06 94316041
349 7093510

Il magazzino si gestisce dove sta il materiale: Stack ora si usa dal telefono

STACK.logic · Magazzino

Scarico, ordini, inventario e scadenze si fanno davanti all’armadio, con il telefono che si ha già in tasca. Niente app da installare, niente accessori da comprare.

C’è un motivo preciso per cui il magazzino di uno studio tende sempre a disallinearsi, ed è molto banale: il materiale sta in un armadio e il computer sta da un’altra parte. Si apre l’anta, si prende una scatola, e per registrarla bisognerebbe tornare alla postazione. Il più delle volte non si torna: ci si segna qualcosa su un foglietto, e quel foglietto ha una vita media di poche ore.

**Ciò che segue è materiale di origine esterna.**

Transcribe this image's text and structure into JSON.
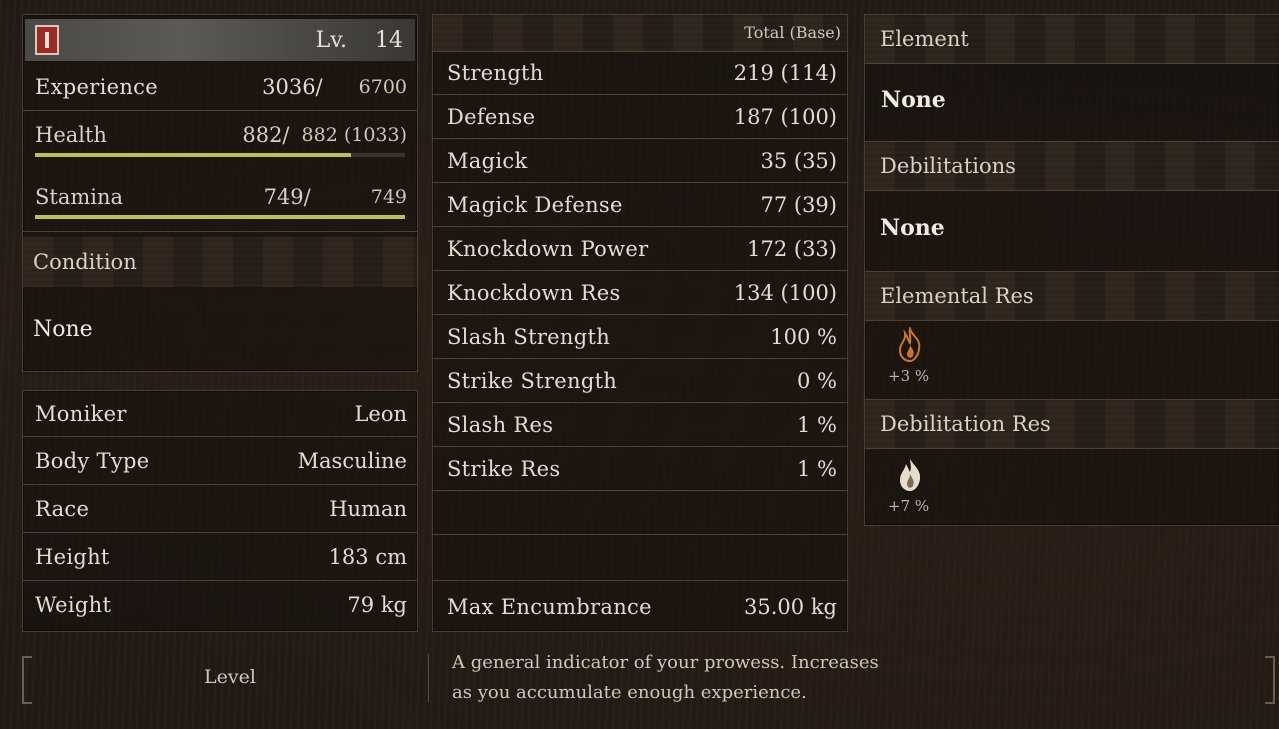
{
  "character": {
    "level_prefix": "Lv.",
    "level": "14",
    "experience_label": "Experience",
    "experience_current": "3036/",
    "experience_next": "6700",
    "health_label": "Health",
    "health_current": "882/",
    "health_max": "882 (1033)",
    "health_fill_fraction": 0.853,
    "stamina_label": "Stamina",
    "stamina_current": "749/",
    "stamina_max": "749",
    "stamina_fill_fraction": 1.0,
    "condition_label": "Condition",
    "condition_value": "None"
  },
  "profile": [
    {
      "label": "Moniker",
      "value": "Leon"
    },
    {
      "label": "Body Type",
      "value": "Masculine"
    },
    {
      "label": "Race",
      "value": "Human"
    },
    {
      "label": "Height",
      "value": "183 cm"
    },
    {
      "label": "Weight",
      "value": "79 kg"
    }
  ],
  "stats": {
    "header": "Total (Base)",
    "rows": [
      {
        "label": "Strength",
        "value": "219 (114)"
      },
      {
        "label": "Defense",
        "value": "187 (100)"
      },
      {
        "label": "Magick",
        "value": "35 (35)"
      },
      {
        "label": "Magick Defense",
        "value": "77 (39)"
      },
      {
        "label": "Knockdown Power",
        "value": "172 (33)"
      },
      {
        "label": "Knockdown Res",
        "value": "134 (100)"
      },
      {
        "label": "Slash Strength",
        "value": "100 %"
      },
      {
        "label": "Strike Strength",
        "value": "0 %"
      },
      {
        "label": "Slash Res",
        "value": "1 %"
      },
      {
        "label": "Strike Res",
        "value": "1 %"
      }
    ],
    "encumbrance_label": "Max Encumbrance",
    "encumbrance_value": "35.00 kg"
  },
  "status": {
    "element_label": "Element",
    "element_value": "None",
    "debilitations_label": "Debilitations",
    "debilitations_value": "None",
    "elemental_res_label": "Elemental Res",
    "elemental_res_icon": "fire-icon",
    "elemental_res_value": "+3 %",
    "debilitation_res_label": "Debilitation Res",
    "debilitation_res_icon": "burn-icon",
    "debilitation_res_value": "+7 %"
  },
  "help": {
    "selected": "Level",
    "description_line1": "A general indicator of your prowess. Increases",
    "description_line2": "as you accumulate enough experience."
  },
  "colors": {
    "bar_green": "#b9c25a",
    "fire_orange": "#c9762f",
    "emblem_red": "#9a2b25"
  }
}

Non è pigrizia, è aritmetica. Se registrare un prelievo costa due minuti e una camminata, e non registrarlo costa zero, prima o poi vince lo zero. L’unico modo per invertire il conto è portare il programma dove sta il materiale.

Da oggi Stack si apre dallo smartphone. Non è un’app da scaricare dagli store e da tenere aggiornata: è una pagina web che si apre dal telefono, con le proprie credenziali, e che permette di fare le operazioni di magazzino nel punto e nel momento in cui accadono davvero.

Che cosa si fa dal telefono

  • Si vede come sta il magazzino appena si apre: sotto scorta, scaduti, in scadenza;
  • Si scarica il materiale mentre lo si preleva, con il lotto giusto proposto da solo;
  • Si ordina ciò che sta finendo, con la confezione ancora in mano;
  • Si fa l’inventario davanti allo scaffale, senza carta e senza ribattere;
  • Si consulta qualsiasi prodotto: giacenza, lotti, scadenze, come lo si compra;
  • Si controllano i movimenti della giornata, e si annulla un errore in un tocco.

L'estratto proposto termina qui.